On Mon, Apr 05, 2004 at 12:56:57PM +0100, Bruce Richardson wrote:
> On Mon, Apr 05, 2004 at 12:25:57PM +0100, Matthew Byng-Maddick wrote:
> > If on the other hand, you're checking a recipient, then you're checking
> > that the recipient will receive mail from this sender, so you *SHOULD*
> > use the address you were given and not <>.
> Well, that might be a nice extra feature but it is quite clearly not how
> Exim callout verification is intended to work.

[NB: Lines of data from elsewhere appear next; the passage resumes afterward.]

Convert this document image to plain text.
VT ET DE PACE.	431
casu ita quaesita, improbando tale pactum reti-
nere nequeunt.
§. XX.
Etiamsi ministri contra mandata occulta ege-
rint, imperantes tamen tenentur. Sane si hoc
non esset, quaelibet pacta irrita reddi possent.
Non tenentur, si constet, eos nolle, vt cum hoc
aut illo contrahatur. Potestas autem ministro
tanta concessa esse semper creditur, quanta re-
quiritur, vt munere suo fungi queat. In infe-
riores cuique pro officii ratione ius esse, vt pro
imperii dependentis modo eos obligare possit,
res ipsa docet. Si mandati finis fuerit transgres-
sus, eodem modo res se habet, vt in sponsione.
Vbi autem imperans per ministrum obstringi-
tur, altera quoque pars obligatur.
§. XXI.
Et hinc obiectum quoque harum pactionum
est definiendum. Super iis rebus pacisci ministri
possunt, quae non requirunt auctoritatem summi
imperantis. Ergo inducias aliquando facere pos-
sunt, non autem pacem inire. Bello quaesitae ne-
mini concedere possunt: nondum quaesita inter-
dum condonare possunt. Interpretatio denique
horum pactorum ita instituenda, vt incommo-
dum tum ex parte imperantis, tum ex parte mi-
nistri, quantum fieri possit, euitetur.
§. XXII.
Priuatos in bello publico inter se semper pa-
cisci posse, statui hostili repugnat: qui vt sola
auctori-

You might be wanting to read the changelog for 4.31
> > There are legitimate reasons
> > for not accepting bounces to addresses that exist (ie. they should never
> > send mail, eg lists and forwarding-expanders etc).
> You are not doing yourself any credit, here. How can you reject "MAIL
> FROM <>" based on the recipient, when you haven't had the bloody
> recipient yet? If somebody rejects a "MAIL FROM: <>", "RCPT TO: XXX"
> pair, I don't care. The point is that they should never reject the
> "MAIL FROM: <>" line. Please read carefully and think.
I think we're talking cross-purposes here. I'm saying that the callout
shouldn't use <> because the recipient of the callout may know something
that you don't about why <>/<receiver-return-path> may not verify. Your
system rejected on the MAIL (which, by the way *MUST NOT* have a space
between the : and the < (according to both 0821 and 2821)), which is
very possibly broken behaviour anyway (because then that person can never
mail postmaster to tell you your system is broken), but what exim *should*
have done, IMO, is to cache the sender/recipient tuple (as it would have
sent them) with whatever it should have done, so that it is cacheing the
fact that *that* sender can never mail *that* recipient.
> Once again, with subtitles for the hard of thinking: Exim has changed
> its behaviour to pass on the original sender in the MAIL verb. This is
Once again, with subtitles for the hard of thinking: this is in the
changelog.
> clearly a bug. If the recipient server rejects the sender, Exim treats
No it's not.
> the server as broken and blackists it entirely, because it thinks it
> used '<>' as a sender. It is wrong and wrongfully blacklisting a
> perfectly functioning mail system.
This bit is just plain wrong. Where exim appears to be going wrong is in
not cacheing the tuple under that situation.